# Pinball for Vista!!!



## Pinchy (Mar 25, 2007)

Ive done a lot of searching trying to look for and download the Windows XP pinball to put on Vista (A family member REALLY likes it).

I know a lot of people who wanted it as well. So here it is, the XP pinball. Just unzip and off you go 

I got the files straight from my XP computer , and it works fine on Vista.


----------



## Wile E (Mar 25, 2007)

He's a pinball wizard.... ooops, showin my age again. lol


----------



## Namslas90 (Mar 25, 2007)

Should allready be in XP. Just type Pinball into the run box in start menu.  I wonder it that will work on Vista, anybody want to try?


----------



## Pinchy (Mar 25, 2007)

Na, Vista didnt come with pinball...it got replaced by some lame game called "ink ball"


----------



## Wile E (Mar 25, 2007)

It works fine in Vista, Except it changed my theme out of Aero.
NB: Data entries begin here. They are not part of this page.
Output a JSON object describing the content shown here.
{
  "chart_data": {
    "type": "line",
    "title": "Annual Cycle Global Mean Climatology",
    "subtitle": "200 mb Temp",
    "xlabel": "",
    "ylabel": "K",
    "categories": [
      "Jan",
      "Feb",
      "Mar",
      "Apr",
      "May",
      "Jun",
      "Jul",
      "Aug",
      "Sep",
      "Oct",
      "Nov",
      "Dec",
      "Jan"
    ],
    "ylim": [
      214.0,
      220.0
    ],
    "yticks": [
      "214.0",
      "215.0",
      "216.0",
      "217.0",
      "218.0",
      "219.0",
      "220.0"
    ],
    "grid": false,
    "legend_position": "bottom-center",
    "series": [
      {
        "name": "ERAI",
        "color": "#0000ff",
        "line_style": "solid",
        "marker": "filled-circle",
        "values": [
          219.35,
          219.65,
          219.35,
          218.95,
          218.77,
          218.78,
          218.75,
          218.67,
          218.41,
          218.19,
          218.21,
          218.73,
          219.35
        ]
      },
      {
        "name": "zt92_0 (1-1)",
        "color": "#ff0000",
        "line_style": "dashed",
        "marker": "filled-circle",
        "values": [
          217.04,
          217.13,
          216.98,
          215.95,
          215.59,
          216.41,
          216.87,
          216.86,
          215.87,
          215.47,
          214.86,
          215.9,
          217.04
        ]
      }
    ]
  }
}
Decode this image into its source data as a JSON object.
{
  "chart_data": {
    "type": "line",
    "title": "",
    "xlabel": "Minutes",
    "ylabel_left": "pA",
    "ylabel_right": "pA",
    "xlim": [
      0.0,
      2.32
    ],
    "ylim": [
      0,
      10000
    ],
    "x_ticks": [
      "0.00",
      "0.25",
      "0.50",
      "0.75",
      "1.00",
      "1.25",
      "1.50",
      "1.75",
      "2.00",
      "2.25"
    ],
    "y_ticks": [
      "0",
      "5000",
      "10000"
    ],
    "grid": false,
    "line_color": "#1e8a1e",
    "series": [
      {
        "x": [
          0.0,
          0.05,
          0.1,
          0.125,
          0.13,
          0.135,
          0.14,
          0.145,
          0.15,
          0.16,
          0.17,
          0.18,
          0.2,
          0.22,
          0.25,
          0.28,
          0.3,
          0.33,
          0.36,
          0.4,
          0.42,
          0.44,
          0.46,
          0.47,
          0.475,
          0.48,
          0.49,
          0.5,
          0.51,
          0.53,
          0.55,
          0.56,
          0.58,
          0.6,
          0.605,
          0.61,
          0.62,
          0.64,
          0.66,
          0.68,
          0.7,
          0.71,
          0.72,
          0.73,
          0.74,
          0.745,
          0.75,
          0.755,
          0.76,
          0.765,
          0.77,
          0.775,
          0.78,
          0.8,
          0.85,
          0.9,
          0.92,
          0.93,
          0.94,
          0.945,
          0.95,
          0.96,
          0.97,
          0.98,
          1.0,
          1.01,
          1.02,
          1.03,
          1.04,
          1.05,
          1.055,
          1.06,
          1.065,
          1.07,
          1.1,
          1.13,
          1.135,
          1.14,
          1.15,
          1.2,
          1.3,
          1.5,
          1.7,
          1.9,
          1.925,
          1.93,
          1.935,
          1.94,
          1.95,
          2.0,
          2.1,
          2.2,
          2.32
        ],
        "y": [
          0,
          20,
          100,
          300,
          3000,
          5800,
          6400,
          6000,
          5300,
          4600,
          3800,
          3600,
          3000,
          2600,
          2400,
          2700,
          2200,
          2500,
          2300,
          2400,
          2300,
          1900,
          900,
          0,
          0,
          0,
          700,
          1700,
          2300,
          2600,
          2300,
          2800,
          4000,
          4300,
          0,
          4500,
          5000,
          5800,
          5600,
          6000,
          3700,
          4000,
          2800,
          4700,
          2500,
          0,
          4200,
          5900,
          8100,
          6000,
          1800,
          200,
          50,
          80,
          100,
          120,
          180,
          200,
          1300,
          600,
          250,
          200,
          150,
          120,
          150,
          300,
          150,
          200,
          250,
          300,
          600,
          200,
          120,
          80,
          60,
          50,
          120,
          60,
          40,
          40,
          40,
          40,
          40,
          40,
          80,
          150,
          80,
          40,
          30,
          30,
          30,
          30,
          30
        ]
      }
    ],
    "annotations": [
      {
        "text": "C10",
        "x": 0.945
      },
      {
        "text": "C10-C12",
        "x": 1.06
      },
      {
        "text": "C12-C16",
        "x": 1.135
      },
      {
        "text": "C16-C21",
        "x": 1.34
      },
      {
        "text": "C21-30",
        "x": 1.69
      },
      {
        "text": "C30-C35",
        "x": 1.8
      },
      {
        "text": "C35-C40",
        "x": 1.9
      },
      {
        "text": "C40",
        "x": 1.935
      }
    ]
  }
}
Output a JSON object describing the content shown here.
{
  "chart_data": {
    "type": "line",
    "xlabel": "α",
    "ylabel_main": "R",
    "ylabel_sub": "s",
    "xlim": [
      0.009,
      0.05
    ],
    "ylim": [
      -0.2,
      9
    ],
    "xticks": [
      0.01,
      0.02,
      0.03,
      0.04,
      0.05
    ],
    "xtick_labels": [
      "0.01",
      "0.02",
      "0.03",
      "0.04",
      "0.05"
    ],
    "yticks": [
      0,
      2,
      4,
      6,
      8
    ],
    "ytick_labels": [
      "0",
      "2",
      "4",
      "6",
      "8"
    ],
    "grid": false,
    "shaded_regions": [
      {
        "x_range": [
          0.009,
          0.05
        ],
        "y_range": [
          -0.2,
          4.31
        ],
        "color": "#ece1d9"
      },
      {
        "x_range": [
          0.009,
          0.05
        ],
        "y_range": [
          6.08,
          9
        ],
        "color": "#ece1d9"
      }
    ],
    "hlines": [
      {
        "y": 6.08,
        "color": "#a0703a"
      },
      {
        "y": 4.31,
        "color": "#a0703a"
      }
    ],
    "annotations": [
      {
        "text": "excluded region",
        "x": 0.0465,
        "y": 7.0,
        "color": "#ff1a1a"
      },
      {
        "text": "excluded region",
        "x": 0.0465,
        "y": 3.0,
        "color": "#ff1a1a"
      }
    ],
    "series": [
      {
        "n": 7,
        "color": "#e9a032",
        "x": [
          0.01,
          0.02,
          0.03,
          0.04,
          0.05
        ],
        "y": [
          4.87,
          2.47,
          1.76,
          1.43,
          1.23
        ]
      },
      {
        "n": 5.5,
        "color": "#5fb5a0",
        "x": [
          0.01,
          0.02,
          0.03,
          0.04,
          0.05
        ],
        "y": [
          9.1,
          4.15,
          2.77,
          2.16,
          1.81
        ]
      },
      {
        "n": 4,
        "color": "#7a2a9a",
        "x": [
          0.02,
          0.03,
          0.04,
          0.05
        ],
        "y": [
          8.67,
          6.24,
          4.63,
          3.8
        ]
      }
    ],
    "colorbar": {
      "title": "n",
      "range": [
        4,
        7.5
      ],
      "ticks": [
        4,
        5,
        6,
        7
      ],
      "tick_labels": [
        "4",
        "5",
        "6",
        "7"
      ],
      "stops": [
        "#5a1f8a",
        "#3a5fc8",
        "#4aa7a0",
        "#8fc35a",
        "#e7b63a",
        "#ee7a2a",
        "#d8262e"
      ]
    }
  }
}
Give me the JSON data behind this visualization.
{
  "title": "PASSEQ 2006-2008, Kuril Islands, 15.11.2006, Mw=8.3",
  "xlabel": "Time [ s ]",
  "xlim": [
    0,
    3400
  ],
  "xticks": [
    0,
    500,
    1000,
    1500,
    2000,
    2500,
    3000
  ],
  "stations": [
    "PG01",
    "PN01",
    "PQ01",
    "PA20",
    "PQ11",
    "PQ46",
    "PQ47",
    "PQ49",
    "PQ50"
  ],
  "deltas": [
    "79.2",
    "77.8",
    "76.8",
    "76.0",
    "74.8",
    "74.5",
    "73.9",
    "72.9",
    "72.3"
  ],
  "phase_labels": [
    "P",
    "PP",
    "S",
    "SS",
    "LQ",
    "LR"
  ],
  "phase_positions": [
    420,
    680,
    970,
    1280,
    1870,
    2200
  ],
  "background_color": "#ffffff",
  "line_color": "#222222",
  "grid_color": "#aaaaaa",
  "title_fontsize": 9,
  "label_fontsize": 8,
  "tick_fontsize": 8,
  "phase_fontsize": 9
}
Only when I went to full screen, but it seemed to change back when I closed it.


----------



## Pinchy (Mar 25, 2007)

What the pinball?

Didnt change it for me


----------



## Wile E (Mar 25, 2007)

See edited post above you Pinch.


----------



## Pinchy (Mar 25, 2007)

You edited it after i posted


----------



## Namslas90 (Mar 25, 2007)

It's not on this list of Vista Run commands, but hey Vista is still new.  Also you have to enable Run command access , See link;

http://www.fixmyvista.com/content/view/23/26/


----------



## Pinchy (Mar 25, 2007)

Yeah i have Run, but im just saying, Pinball isnt there cus it wasnt installed on the OS


----------



## BXtreme (Mar 25, 2007)

ahh, thx works in 2k3 too


----------



## rhythmeister (Mar 25, 2007)

Thanks, I didn't even know how to get it!


----------



## GALAKTOS (Jul 25, 2008)

Is there any possibility to change the language of the game, for example to German? Or are the texts like "Awaiting Deployment" and "Hit Mission Targets To Select Mission" Graphics which you can´t edit?


----------



## VVN (Jan 6, 2010)

*Not working in Vista Business*

It says the zipped folder is invalid when i try to explore it, and says the zipped folder is empty when i try to extract.


----------



## CJCerny (Jan 6, 2010)

Once you get tired of the lame pinball that came with XP, it's worth a few minutes to try out the LittleWing products.

http://www.littlewingpinball.com/contents/en/downloads.html

PinballMAME is also worth looking into.


----------